虎子抿了抿唇,像是鼓了很大的勇气:“羡慕她们穿裙子。”

铁刀木心里什么地方被狠狠揪了一下,可只能伸出手,把虎子额前的碎发拨到耳后,轻声说:“睡吧。”

第二天天不亮,铁刀木就溜出了房间。虎子起床洗了脸,坐到铜镜前,由侍女伺候着梳头。乌黑的长发披下来,垂到腰际,妆台上有一只白瓷小瓶,瓶里插着几枝刚摘的桃花,她眼睛一亮,从瓶里抽出一枝,往鬓边戴。

侍女的手一僵,轻轻从她鬓边抽走花枝,塞回瓶里。

“小都督,您是有悔城的世子,都督交代过,不可做女儿情态。
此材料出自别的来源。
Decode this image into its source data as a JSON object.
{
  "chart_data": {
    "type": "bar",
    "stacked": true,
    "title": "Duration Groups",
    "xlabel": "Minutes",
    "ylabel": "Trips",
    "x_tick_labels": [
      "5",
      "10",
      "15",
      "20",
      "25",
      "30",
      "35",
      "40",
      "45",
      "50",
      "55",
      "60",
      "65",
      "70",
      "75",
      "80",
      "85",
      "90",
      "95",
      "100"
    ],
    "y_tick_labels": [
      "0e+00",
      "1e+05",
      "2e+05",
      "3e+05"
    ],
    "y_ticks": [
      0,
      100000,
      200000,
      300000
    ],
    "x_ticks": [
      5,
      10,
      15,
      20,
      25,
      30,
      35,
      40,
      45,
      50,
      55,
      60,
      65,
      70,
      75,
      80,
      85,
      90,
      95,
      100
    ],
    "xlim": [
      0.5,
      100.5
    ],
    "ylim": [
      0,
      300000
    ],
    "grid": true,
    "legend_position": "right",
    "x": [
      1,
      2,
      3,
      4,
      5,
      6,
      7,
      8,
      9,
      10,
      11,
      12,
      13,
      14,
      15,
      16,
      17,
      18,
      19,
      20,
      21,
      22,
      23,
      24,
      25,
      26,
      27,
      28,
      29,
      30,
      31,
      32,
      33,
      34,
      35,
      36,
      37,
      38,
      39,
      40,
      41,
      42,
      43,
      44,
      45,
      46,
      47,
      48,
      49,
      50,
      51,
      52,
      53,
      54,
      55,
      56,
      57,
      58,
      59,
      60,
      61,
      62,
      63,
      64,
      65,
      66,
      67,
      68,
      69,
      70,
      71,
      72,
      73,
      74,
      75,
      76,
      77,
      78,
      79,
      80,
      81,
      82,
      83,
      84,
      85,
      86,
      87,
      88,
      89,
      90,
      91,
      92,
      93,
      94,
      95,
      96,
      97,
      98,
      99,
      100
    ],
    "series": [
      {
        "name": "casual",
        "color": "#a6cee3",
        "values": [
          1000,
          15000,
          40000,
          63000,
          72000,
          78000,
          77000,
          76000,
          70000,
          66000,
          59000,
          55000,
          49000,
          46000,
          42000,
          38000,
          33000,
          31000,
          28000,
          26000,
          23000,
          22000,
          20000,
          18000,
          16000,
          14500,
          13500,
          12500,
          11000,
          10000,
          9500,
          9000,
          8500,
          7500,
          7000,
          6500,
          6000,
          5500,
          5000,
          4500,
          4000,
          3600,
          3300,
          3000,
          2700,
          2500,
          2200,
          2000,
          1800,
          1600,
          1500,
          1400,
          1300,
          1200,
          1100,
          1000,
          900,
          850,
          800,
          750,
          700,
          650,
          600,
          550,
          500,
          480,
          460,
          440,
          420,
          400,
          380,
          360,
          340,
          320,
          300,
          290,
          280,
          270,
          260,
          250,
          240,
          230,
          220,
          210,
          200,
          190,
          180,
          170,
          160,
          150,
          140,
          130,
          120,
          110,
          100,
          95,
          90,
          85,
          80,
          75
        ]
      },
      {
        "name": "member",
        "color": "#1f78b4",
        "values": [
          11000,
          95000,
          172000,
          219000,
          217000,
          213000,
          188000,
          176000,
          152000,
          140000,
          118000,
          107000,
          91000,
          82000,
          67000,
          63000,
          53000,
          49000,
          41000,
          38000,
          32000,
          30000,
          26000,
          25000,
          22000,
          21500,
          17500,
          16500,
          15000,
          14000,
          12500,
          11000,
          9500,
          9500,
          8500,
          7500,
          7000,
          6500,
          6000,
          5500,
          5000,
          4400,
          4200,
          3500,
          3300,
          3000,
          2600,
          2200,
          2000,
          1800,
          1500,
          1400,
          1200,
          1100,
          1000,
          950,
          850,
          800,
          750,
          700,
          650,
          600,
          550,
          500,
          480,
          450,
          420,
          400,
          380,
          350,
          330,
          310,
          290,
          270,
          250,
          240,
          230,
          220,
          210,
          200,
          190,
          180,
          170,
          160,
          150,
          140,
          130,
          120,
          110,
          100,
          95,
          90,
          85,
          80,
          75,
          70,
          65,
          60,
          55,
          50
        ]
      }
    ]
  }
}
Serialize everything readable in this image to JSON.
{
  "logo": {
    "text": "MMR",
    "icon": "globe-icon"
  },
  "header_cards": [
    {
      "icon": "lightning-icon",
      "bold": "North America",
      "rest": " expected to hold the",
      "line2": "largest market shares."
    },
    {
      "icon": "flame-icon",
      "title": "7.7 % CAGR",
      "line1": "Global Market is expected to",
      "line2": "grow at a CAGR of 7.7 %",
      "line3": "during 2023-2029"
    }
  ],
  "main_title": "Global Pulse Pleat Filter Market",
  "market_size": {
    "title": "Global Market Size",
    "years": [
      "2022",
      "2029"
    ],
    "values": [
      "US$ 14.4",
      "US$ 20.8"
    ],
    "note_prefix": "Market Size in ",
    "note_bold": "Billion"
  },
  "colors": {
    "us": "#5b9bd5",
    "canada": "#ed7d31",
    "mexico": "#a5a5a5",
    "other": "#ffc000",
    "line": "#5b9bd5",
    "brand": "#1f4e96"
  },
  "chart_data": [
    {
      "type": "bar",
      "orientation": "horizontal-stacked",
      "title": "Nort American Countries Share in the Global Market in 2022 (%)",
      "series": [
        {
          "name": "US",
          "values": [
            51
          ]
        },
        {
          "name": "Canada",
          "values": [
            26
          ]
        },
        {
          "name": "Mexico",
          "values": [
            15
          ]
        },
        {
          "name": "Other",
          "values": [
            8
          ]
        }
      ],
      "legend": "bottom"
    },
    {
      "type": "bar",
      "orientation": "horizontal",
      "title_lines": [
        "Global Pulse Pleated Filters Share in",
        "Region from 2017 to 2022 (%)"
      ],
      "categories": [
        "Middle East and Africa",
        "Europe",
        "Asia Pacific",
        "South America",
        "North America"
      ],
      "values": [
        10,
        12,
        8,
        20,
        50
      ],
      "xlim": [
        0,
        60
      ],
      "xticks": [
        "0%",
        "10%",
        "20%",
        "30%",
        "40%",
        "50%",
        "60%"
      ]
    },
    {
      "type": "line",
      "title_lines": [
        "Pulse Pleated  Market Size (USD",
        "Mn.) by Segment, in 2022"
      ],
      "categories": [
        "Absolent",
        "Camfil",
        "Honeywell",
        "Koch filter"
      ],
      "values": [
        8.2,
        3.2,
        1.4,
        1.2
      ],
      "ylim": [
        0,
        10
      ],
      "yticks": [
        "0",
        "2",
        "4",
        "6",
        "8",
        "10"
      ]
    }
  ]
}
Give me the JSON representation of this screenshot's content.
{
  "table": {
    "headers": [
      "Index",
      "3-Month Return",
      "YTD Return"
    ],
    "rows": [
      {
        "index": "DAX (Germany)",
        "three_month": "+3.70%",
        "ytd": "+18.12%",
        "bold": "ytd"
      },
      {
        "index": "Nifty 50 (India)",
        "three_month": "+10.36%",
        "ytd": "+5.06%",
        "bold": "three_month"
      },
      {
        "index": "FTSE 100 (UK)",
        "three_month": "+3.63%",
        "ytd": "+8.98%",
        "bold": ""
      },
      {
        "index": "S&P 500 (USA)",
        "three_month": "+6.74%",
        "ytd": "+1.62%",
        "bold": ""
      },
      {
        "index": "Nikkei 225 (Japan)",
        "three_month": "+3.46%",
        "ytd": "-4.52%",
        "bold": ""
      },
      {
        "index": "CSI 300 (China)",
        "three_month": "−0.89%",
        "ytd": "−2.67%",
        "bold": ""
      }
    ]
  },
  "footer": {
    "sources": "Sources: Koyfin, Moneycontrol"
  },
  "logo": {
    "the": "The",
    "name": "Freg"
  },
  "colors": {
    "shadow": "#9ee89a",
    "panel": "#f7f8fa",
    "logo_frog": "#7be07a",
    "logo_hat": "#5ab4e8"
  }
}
”

虎子的眼睫垂下去,像两盏被风吹灭的灯,轻轻“哦”了一声。

铁刀木这时回来,看见这一幕,冷冷地让侍女下去。都督府的侍女多少都有些怕她,放下梳子,行个礼,乖乖退出去。

门关上,屋里安静了,晨光从窗棂的缝隙里漏进来,落在虎子脸上,把她低垂的睫毛照得根根分明。

铁刀木从背后变出一样东西,抖开来,水红色的,绣着一圈玲珑的芍药花。虎子惊讶得睁大了眼睛,像被施了定身术,傻傻盯着那条裙子。

“试试?”铁刀木说。

虎子把手伸出去,在布料上碰了一下,又缩回来,像是怕碰坏了。

“喜欢吗?”铁刀木问。

虎子把裙子抱进怀里,紧紧的,像抱着全世界最珍贵的东西,使劲儿点头。

铁刀木胸口涌起一股说不清的暖意,窗外,朝阳从山脊后升起,金灿灿地涌进房间,把一切都镀上一层温暖的颜色。

外面的世界正酝酿着一场大战,烽火即将燃起,所有人的命运都将卷入浩劫。可此刻,在这个小小的房间里,在这个朝阳初升的清晨,有一个小姑娘笑得像一朵初开的花,铁刀木觉得,一切似乎也没那么糟。